Posted by Ronni Bennett at 02:30 AM | Permalink | Email this post

Comments

How beautiful! I never got to know any of my grandparents and so have tried to be the best grandma/great-grandma I can be. I'm loving every minute of it and hope the children are as well.I began following your blog about a month ago and had no idea you were older than me (61). You are an inspiration!

I had a grandmother like Ida and I loved her dearly. The bond we had surpassed any other that I have ever experienced. She was very influential in my life and was more of a mother to me than my birth mother.

You were fortunate to have a grandmother like Ida just as I was fortunate to have my grandmother, Carrie.

What a beautiful story. My grandparents never made it to this country so I never got to know them. You are fortunate to have such wonderful memories.

Lyn - A terrific story about a wonderful person. It is interesting to look back and see how those close to us helped to shape our personalities and behavioral patterns.

I am certain that your grandchildren love to hear your stories! - Sandy

Thank you all for taking the time to comment.
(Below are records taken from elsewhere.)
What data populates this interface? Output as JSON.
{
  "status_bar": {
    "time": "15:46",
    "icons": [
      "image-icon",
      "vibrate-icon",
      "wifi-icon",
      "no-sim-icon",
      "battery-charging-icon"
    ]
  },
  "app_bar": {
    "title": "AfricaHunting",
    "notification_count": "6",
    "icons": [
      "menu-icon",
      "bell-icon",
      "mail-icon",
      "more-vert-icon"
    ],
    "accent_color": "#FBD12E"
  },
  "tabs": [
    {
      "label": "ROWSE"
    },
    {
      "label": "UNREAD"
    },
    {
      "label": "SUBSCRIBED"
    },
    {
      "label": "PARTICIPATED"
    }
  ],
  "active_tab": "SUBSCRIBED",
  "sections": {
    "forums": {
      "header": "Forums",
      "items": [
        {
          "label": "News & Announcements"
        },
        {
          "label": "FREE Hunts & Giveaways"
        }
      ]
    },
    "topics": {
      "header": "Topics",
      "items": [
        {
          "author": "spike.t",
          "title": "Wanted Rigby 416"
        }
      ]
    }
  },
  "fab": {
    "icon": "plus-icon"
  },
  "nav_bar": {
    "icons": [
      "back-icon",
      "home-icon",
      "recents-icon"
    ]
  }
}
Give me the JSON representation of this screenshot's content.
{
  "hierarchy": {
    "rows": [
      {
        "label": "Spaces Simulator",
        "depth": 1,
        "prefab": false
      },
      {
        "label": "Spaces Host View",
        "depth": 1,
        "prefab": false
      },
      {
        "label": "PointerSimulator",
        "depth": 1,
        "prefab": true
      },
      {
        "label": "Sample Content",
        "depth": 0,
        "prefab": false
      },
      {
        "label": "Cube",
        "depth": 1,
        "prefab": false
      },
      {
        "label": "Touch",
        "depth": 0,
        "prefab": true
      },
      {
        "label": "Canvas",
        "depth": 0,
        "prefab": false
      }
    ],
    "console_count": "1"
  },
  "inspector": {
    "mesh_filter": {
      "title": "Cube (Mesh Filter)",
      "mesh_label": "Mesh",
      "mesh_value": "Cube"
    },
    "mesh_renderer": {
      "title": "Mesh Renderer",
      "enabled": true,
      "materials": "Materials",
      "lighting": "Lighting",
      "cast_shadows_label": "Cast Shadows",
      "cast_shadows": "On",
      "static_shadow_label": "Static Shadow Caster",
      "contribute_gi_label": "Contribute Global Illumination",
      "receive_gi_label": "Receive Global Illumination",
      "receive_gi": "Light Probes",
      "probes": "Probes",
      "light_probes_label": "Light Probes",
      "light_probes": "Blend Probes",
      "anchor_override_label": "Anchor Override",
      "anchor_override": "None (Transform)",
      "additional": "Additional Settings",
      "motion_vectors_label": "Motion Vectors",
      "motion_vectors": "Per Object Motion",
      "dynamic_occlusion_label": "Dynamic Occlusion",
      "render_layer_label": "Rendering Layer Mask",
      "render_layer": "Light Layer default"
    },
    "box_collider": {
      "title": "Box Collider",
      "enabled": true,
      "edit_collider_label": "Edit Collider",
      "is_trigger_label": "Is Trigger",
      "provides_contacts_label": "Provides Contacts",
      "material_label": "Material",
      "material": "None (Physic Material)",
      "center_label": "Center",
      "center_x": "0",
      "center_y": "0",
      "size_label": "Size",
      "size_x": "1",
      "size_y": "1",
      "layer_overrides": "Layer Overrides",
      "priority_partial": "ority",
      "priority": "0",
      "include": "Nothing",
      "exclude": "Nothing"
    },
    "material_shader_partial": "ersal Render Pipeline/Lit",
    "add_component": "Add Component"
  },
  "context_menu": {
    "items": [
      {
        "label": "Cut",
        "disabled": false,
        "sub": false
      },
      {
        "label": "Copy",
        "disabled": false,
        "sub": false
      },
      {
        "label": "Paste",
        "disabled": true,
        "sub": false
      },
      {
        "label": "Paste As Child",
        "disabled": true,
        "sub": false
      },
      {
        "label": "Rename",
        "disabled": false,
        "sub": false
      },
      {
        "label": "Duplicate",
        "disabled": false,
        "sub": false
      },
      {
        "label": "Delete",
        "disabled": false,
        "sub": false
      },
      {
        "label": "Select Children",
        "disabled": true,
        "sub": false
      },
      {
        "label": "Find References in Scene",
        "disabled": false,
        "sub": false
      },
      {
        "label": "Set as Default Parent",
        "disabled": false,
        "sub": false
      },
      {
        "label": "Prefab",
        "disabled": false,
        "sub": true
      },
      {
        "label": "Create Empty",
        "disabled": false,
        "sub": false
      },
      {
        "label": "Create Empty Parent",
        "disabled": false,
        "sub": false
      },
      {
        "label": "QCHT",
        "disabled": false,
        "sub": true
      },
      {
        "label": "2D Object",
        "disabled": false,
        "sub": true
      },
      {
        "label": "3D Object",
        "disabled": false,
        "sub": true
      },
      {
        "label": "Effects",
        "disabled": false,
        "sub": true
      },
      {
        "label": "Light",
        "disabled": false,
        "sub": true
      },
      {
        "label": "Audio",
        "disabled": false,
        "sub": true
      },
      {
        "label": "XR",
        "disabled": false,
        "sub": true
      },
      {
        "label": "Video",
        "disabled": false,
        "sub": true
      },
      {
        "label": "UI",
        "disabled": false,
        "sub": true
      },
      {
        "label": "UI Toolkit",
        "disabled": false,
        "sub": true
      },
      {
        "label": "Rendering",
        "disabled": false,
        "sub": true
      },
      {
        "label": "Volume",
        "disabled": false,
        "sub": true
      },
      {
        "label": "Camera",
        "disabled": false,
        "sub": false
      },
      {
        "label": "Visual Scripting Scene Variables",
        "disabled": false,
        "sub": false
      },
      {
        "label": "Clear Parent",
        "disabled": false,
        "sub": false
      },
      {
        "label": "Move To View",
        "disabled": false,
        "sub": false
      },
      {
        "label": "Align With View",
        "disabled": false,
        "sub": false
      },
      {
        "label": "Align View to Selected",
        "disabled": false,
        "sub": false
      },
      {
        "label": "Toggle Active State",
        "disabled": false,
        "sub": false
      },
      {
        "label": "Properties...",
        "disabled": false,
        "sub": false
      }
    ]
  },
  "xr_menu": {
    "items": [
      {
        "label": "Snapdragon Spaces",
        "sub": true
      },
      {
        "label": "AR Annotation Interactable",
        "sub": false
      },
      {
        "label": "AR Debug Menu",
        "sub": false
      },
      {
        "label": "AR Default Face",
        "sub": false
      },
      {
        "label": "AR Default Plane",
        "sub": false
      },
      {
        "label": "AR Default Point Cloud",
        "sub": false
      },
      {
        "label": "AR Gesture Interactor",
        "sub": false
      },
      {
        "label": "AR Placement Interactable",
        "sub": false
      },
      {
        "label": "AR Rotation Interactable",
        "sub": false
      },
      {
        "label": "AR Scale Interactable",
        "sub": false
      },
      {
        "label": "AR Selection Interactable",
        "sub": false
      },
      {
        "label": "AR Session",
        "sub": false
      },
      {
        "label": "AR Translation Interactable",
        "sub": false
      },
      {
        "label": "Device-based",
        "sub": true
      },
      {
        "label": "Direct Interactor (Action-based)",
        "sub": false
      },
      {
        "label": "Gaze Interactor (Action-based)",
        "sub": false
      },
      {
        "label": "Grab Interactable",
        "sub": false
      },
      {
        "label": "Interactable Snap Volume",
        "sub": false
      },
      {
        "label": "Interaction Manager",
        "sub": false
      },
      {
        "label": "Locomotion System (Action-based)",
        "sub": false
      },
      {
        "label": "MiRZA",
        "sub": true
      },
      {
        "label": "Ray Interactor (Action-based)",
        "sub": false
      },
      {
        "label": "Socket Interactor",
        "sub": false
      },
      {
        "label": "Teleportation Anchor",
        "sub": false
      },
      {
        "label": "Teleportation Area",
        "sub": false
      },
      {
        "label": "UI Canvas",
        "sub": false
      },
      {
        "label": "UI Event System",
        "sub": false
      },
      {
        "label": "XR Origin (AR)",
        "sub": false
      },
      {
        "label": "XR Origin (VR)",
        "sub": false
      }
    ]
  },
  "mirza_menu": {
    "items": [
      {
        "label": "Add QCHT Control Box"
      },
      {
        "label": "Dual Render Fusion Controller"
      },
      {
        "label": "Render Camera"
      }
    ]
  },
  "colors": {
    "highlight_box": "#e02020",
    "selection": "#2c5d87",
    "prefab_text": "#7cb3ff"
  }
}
I love blogging for the immediate feedback and responses.

What a wonderful story! I especially like the discovery you and your sister made regarding which granddaughter was her favorite! Oh, and picture is a real bonus! Tea with Grandma. It warms my heart.

My grandma was also an Ida. And I share many of your feelings of being closer to her than with my mother. Grandma always saw the good in everyone with never a critical word. I wish I could have learned that lesson. Thank you for your beautiful story and beautiful picture. I only have grandchildren but look forward to the day when I can rhapsodize about great grandchildren.